What is Wrong with me?

I have asked myself that question in various permutations since I was about five years old, maybe younger. Sometimes the focus is health related. Sometimes it is relationship problems that prompt the question. Often it has to do with school or, more specifically, grades. Currently, it has to do with my mood.

I just can’t seem to break myself out of this funk. I’m not sure what it is and I don’t know how to fix it. Everything bothers me and I’m on edge all the time. I feel overly burdened by even the smallest responsibility, so the large responsibilities that I have recently agreed to are burrowing their way into my brain and tickling my subconscious at all hours.

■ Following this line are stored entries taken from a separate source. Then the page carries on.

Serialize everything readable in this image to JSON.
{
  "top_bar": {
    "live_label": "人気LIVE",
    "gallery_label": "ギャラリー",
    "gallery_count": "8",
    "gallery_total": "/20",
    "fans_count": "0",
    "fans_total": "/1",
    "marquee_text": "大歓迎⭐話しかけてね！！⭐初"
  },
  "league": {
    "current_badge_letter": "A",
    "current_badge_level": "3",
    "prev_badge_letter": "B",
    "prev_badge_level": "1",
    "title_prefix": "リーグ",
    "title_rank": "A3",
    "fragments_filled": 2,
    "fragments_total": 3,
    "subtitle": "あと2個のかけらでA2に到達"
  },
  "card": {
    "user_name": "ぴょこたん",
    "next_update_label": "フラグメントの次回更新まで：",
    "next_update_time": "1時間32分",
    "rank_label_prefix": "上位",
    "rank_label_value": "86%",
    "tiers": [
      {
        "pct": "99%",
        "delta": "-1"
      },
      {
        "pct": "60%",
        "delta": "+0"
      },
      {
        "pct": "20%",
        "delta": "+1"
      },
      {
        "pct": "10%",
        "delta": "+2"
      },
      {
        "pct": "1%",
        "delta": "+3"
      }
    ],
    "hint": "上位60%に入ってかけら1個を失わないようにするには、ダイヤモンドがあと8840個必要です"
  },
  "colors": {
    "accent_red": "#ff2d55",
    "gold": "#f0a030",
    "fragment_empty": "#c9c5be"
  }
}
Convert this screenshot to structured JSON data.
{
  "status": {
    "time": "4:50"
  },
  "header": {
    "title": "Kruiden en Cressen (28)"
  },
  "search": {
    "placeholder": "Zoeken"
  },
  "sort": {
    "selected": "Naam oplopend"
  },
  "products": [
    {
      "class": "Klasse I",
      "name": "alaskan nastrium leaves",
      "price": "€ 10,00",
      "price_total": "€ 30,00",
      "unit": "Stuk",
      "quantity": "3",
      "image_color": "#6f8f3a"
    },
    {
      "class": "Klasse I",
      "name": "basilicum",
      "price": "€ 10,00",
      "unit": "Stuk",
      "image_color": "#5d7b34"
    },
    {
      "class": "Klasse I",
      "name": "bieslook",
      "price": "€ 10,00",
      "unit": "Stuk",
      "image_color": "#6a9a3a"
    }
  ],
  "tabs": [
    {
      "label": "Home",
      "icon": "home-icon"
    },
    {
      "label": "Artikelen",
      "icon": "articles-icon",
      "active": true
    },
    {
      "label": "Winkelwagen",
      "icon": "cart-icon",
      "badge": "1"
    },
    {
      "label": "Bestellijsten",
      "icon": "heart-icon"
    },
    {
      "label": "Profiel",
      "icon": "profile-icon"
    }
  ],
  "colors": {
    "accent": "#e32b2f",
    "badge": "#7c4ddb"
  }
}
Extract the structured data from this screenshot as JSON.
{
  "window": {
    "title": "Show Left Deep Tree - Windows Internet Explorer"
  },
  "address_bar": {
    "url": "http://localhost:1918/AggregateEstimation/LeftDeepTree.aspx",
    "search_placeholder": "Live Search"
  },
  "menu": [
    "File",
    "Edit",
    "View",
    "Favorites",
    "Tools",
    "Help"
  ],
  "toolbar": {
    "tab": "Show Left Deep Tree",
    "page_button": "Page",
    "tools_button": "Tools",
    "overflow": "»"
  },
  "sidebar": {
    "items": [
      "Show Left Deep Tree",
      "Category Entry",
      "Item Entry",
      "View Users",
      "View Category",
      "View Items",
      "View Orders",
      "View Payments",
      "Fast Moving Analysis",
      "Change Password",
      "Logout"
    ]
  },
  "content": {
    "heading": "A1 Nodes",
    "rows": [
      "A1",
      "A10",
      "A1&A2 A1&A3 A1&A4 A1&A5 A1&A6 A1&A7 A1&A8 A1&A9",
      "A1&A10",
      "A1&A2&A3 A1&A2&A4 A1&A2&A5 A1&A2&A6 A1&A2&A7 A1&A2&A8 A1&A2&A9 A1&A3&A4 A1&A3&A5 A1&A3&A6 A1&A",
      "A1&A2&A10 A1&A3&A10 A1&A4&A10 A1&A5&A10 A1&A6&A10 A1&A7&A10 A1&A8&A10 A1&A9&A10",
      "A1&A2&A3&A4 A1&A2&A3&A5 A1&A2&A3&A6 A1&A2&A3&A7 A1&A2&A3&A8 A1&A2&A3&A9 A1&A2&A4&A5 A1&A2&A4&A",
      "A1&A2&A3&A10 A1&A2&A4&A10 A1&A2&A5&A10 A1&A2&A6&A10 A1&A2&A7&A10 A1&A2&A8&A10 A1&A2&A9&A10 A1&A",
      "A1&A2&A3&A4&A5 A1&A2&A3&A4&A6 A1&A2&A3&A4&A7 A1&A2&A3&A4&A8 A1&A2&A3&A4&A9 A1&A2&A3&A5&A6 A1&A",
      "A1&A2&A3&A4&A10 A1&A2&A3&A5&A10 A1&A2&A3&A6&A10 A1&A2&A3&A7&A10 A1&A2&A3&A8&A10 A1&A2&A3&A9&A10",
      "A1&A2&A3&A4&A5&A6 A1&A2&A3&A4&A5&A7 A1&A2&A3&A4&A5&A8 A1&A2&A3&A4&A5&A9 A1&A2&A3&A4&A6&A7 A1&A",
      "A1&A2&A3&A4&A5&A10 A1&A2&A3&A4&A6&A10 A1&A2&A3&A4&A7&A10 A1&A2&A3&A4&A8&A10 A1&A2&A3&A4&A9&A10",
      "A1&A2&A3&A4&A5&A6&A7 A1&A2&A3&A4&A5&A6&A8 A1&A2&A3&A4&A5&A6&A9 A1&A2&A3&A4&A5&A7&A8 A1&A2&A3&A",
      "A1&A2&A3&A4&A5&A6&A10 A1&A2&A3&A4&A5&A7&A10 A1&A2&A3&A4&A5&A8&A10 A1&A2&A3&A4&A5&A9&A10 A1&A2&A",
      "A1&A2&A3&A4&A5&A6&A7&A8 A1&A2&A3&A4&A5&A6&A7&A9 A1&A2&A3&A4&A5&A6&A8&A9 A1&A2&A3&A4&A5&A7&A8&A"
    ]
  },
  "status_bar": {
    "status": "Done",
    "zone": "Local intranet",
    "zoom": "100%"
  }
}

It has been weeks now that it has been this way and while I keep waiting for it to go away, this little black rain cloud seems to have made a permanent home circling my head.

It doesn’t feel like depression exactly. I know depression and the demons that accompany it, sadly, but that doesn’t seem to be my uninvited guest. And it doesn’t feel like true anxiety either. It’s not just stress, I don’t think, because not a lot has changed in that department, just continued. Whatever it is, it is bothersome and makes me ache and whine and be altogether unpleasant. I would like it to please go away.

Why won’t it? Why can’t I go back to being carefree and smiling? Why can’t I see patients without having to give myself a pep talk first? They deserve more than that, but I can’t seem to find that reserve in myself just now. Instead, they have to make do with superficial small talk and fake smiles so as not to reveal this deep exhaustion, this unclaimed guilt, this aversion to everything that has pervaded my thoughts lately. Not only do my patients deserve better, but I deserve better. Colin and Patrick and my mother and my friends and my family deserve better.

I want to always be my best. But right now, I see a scowl and dark circles in the mirror and hear crass, rude comments pass between my lips. I feel the pinpricks behind my eyes and the throbbing in my temples telling me to either take a nap or grab a coffee. As I wait in line at Starbucks, I again think of the long, long miles to go before I sleep and consider just camping out in the woods for a while. Never mind the snow.

3 Readers rock!:

pennsyltuckian said...

The trenches suck. What helps me is to remember that it is only a trench, not a permanent state. The demons are real and so is the pain, but they are not forever. I love you and hold you and the boys in my prayers, always. You can make it. Love, b

Unknown said...

Perhaps it is a case of compassion fatigue?

My awesome mentor keeps this site up, try taking a look to see if you can find some solutions:

http://wellnessrounds.org/tag/compassion/

Catherine said...

Hi Katie

I get like that from time to time. Eventually I work out what is stressing me and it all subsides. It can take a while, though, to work out exactly what the problem is which is extremely annoying and just adds to the frustration.

In the meantime, hang in there. And I love the blog, by the way.